Но на этот раз мальчуган не понял отца.

– Зачем ей проситься ночевать? Для брата, что ли, Силантия? Так мы там с Пименом возимся.

– А ты не рассуждай, глупый. Будет сестра проситься остаться, ну и оставь у себя в горнице, да чтобы я этого не знал, а ей про то не сказывай. А прибежит Барабин, чтобы все сказывали ему про Павлу – не знаем, мол, не видали. Теперь понял?

– Понял… – выговорил Митя. – А коли пристанет, будет буянить, можно его, тятя, палкой?

– Это ты, что ли, палкой-то собираешься? Так он тебя пополам перешибет.
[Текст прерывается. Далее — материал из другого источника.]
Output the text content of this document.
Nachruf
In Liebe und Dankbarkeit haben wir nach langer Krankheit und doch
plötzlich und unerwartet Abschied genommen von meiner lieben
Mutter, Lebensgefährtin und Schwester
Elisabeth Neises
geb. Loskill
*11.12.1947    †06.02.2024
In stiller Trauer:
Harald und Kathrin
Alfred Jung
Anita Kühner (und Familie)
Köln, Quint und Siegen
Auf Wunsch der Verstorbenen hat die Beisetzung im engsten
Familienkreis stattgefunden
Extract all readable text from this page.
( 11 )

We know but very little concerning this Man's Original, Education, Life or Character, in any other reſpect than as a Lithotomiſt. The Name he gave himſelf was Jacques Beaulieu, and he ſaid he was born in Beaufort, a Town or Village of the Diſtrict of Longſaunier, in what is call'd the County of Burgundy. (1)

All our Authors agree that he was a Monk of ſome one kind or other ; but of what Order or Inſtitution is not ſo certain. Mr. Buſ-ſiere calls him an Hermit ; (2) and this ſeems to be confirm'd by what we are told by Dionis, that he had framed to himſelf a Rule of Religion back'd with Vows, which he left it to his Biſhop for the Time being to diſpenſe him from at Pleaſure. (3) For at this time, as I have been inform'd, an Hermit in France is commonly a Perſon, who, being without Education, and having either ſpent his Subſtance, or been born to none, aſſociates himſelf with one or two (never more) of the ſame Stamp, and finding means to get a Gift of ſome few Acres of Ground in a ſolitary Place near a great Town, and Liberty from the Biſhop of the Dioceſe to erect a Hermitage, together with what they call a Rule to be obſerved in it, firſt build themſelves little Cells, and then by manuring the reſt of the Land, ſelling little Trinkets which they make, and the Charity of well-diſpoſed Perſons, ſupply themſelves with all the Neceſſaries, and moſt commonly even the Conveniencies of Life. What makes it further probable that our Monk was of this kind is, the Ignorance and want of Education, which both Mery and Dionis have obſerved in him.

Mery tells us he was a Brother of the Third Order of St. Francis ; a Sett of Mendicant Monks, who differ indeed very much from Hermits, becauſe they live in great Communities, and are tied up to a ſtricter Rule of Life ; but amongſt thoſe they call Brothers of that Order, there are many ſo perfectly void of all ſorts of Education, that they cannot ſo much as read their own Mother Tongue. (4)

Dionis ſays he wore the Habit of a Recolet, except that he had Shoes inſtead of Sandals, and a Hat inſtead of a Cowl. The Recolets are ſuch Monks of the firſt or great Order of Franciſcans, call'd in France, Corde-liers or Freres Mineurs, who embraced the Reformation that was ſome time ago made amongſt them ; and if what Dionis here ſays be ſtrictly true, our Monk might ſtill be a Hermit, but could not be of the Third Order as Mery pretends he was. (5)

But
– Я мал, не могу, а есть у меня на дворе трое парней, с Суконного, попросились ночевать. Я их спустить могу на чудодея. Можно, что ли?

– Нет, обожди, Митрий. Отдуть его всегда можно, прежде дело надо разобрать. Теперь надо только его с рук сбыть да Павлу уберечь от него. Ну, а что энтот миндаль?

– Потерялся в мыслях, болтает, ничего не поймешь.

– Во как? Что же это у него?

– А кто его знает? Я, тятя, что думаю… Только вот ты обругаешь, а то бы сказал.

– Ну, говори.

– Говори… А ругаться будешь?

– Ну, обругаю, эка важность!

– Да не важность, а зачем зря ругаться. А вот я скажу, а ты зря не ругайся.

– Тьфу ты… Полно торговаться, – нетерпеливо выговорил Артамонов. – Ты тоже, Митрий, много воли забрал. Говори, в чем дело, что ты выдумал?

– А вот что, – рассердился Митя, – Силантий, должно, хворает на такой же лад, как и все на дворе хворали, а там, сказывают, была чума. Понял ты?

– Эх, дура, право дура, – рассердился Артамонов. – Вот кабы ты поменьше с своими братьями сидел, то не спятил бы, право. Чума! Передрал бы я всех и докторов, и начальство, да и хворых-то вместе с ними отбарабанил бы. Все бы у меня выздоровели.

Артамонов нетерпеливо встал с своего кресла, зашагал по комнате и задумался.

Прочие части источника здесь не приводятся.